Hoje o programa atende quase 1,6 milhões de crianças em mais de 3,5 mil municípios brasileiros e foi copiado em 14 países. O sucesso da idéia rendeu a Zilda Arns uma indicação ao Prêmio Nobel da Paz, em 2001. ''É um exemplo que o Brasil está dando ao mundo, o de que devem ser valorizadas as ações simples e baratas'', afirmou a coordenadora nacional da Pastoral da Criança. Ações como o incentivo ao aleitamento materno, a vigilância nutricional, a vacinação, ao auxílio às gestantes e uso do soro caseiro.
Trabalhando com essas ações, o programa conseguiu, segundo dados da própria Pastoral, reduzir o índice de mortalidade nas comunidades atendidas para 14 óbitos a cada mil nascidos vivos metade da média nacional. ''Onde a Pastoral vai, ela dá certo. Nossa meta é atingir todas as crianças pobres do país, mas ainda há muito a fazer'', assinalou Zilda. O programa cresceu e hoje inclui ações complementares como atividades de geração de renda para as famílias.

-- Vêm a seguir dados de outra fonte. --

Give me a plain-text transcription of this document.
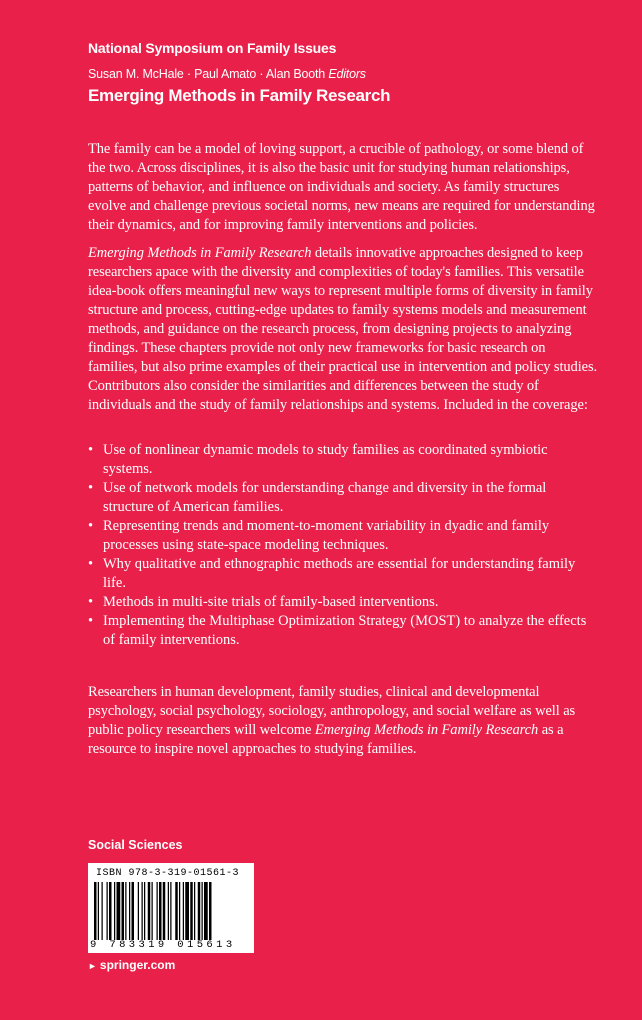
National Symposium on Family Issues
Susan M. McHale · Paul Amato · Alan Booth Editors
Emerging Methods in Family Research

The family can be a model of loving support, a crucible of pathology, or some blend of the two. Across disciplines, it is also the basic unit for studying human relationships, patterns of behavior, and influence on individuals and society. As family structures evolve and challenge previous societal norms, new means are required for understanding their dynamics, and for improving family interventions and policies.

Emerging Methods in Family Research details innovative approaches designed to keep researchers apace with the diversity and complexities of today's families. This versatile idea-book offers meaningful new ways to represent multiple forms of diversity in family structure and process, cutting-edge updates to family systems models and measurement methods, and guidance on the research process, from designing projects to analyzing findings. These chapters provide not only new frameworks for basic research on families, but also prime examples of their practical use in intervention and policy studies. Contributors also consider the similarities and differences between the study of individuals and the study of family relationships and systems. Included in the coverage:

• Use of nonlinear dynamic models to study families as coordinated symbiotic systems.
• Use of network models for understanding change and diversity in the formal structure of American families.
• Representing trends and moment-to-moment variability in dyadic and family processes using state-space modeling techniques.
• Why qualitative and ethnographic methods are essential for understanding family life.
• Methods in multi-site trials of family-based interventions.
• Implementing the Multiphase Optimization Strategy (MOST) to analyze the effects of family interventions.

Researchers in human development, family studies, clinical and developmental psychology, social psychology, sociology, anthropology, and social welfare as well as public policy researchers will welcome Emerging Methods in Family Research as a resource to inspire novel approaches to studying families.

Social Sciences
ISBN 978-3-319-01561-3
9 783319 015613
► springer.com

Por trás das ações estão 218 mil voluntários não remunerados que atuam nos 27 estados do País. No Paraná, são 18 mil líderes comunitários servindo ao programa. Para Romeu Edson Paulino, um dos fundadores da Pastoral em Florestópolis, mais do que representar economia, o voluntariado é uma das chaves do sucesso do programa. ''São pessoas que querem servir, sem interesses, sem barganha política'', argumentou. Paulino critica os programas sociais do governo federal. ''São cheios de cartões, complicam tudo. Ninguém come cartão. Salvar vidas é a coisa mais simples do mundo'', observou.

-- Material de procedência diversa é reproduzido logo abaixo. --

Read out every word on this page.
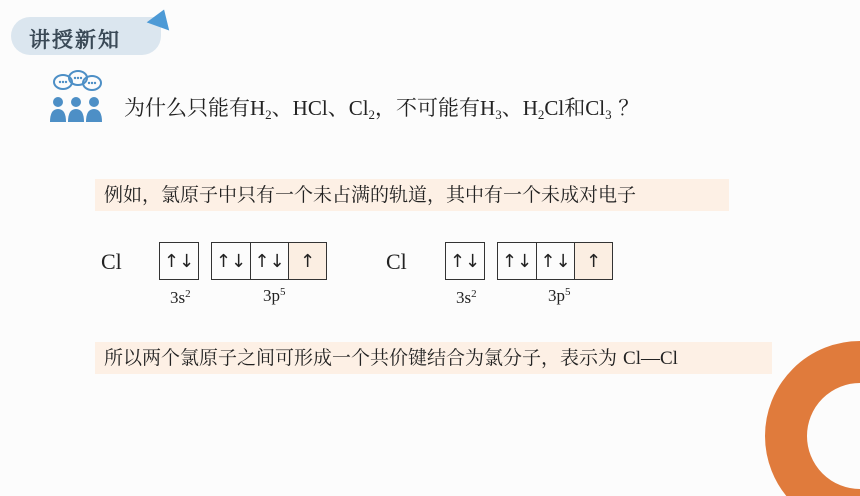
讲授新知
为什么只能有$H_2$、HCl、$Cl_2$，不可能有$H_3$、$H_2Cl$和$Cl_3$ ？
例如，氯原子中只有一个未占满的轨道，其中有一个未成对电子
Cl ↑↓ ↑↓ ↑↓ ↑
$3s^2$	$3p^5$
Cl ↑↓ ↑↓ ↑↓ ↑
$3s^2$	$3p^5$
所以两个氯原子之间可形成一个共价键结合为氯分子，表示为 Cl—Cl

Dom Geraldo Majella evitou comparar os dois programas. Disse apenas torcer para que o Fome Zero dê certo. ''Que não seja assistencialista, mas que leve as famílias a terem um trabalho e uma justa remuneração para se sustentarem'', indicou. O cardeal coloca a família no centro das ações da Pastoral. ''O sujeito da promoção humana são as mães, as próprias famílias, sob a mística do amor e da fraternidade'', concluiu.